The difference between that process and crate digging, of course, is the personal element of the forum users-as-recommenders. “It’s better to ask the person next to you at a club what you’re listening to than to Shazam it,” said Kelley. Shepherd noted that she hosts a world music show on East Village Radio, a station that plays music from a booth in the street. “You can hear the music I’m playing when you walk by, and I’m sitting right there, but instead of asking me what I’m playing, people will stand there and Shazam it. And you are not going to find these songs on Shazam.”

Johnston brought up the importance of introducing people to old music as well as new, but noted that “discovery” almost always means moving onto the next new thing. “When I edited the music site Idolator, we were always committed to helping people discover old music as well as new. But those posts that featured a Jellyfish song, for example, did the worst traffic-wise, and we had to move away from them.”

A problem with this, the panelists agreed, is that knowledge of the lineage of new music is lost.
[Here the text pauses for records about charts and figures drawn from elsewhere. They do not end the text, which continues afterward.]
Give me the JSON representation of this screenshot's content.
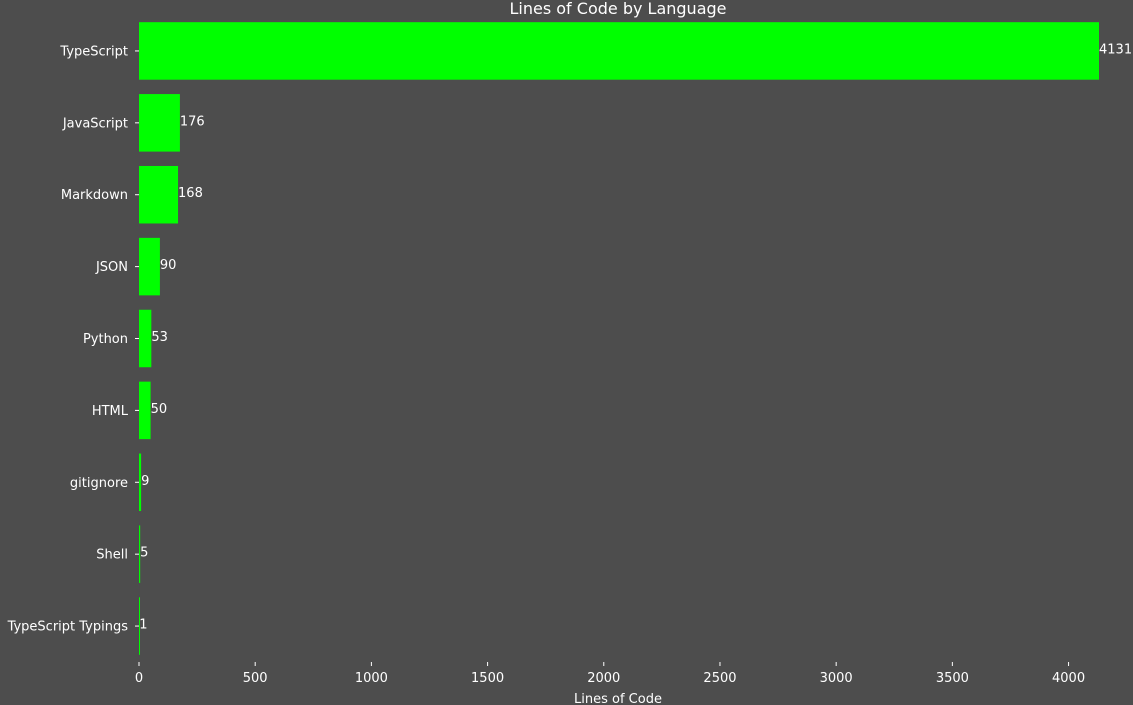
{
  "chart_data": {
    "type": "bar",
    "orientation": "horizontal",
    "title": "Lines of Code by Language",
    "xlabel": "Lines of Code",
    "ylabel": "",
    "categories": [
      "TypeScript",
      "JavaScript",
      "Markdown",
      "JSON",
      "Python",
      "HTML",
      "gitignore",
      "Shell",
      "TypeScript Typings"
    ],
    "values": [
      4131,
      176,
      168,
      90,
      53,
      50,
      9,
      5,
      1
    ],
    "data_labels": [
      "4131",
      "176",
      "168",
      "90",
      "53",
      "50",
      "9",
      "5",
      "1"
    ],
    "xticks": [
      "0",
      "500",
      "1000",
      "1500",
      "2000",
      "2500",
      "3000",
      "3500",
      "4000"
    ],
    "xlim": [
      0,
      4131
    ],
    "grid": false,
    "colors": {
      "background": "#4d4d4d",
      "bar": "#00ff00",
      "text": "#ffffff"
    }
  }
}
Kelley noted that the only way she can get an audience to pay attention to old music is through anniversaries, such as a current focus she’s leading on 1993 in hip-hop. “People are talking out of their ass all the time about where new music came from.” Shepherd brought up a recent Twitter rant by R&B singer Solange, who decried the legions of music writers who were writing about her music without listening to the older R&B that influenced it.

Johnston then asked the panelists to name an exciting recent discovery they made and how they found it. Keyes mentioned indie band Parquet Courts, whom he found simply by clicking around on Bandcamp. “I thought, we have to get these guys for [unsigned distribution program] eMusic selects, and then within a week we were already too late, other people had found them, also just by clicking through Bandcamp.” Shepherd mentioned artist Ian Isaiah, whom she heard about after a much-lauded performance at New York Fashion Week last year, but who had no music available online — when it was finally available, the scarcity and anticipation made it that much more mindblowing. Johnston gave the example of the Eurovision thread on music discussion forum I Love Music, which led her to Norway’s excellent entry “I Feed You My Love”.

Finally, Johnston asked the panel if they use the many technological tracking and recommendation devices that current VC money is going into, such as feeds and tools that tell you what your friends are listening to. “There’s something lost when you spy on your friends’ music habits instead of asking them,” she added.

Keyes noted that the troubling element of the new kind of discovery is the economics, particularly from the artist perspective. “Discovery is one thing, and it’s great when you find someone new through a streaming service, but then you have to support them somehow and I don’t think that’s happening.” Patel cited a recent study on dance music that found that of people who said they were interested in dance music, only 15% could actually name any two of the current four biggest EDM artists. “So they’re interested in the music, but not necessarily in actively supporting the artists who make it.”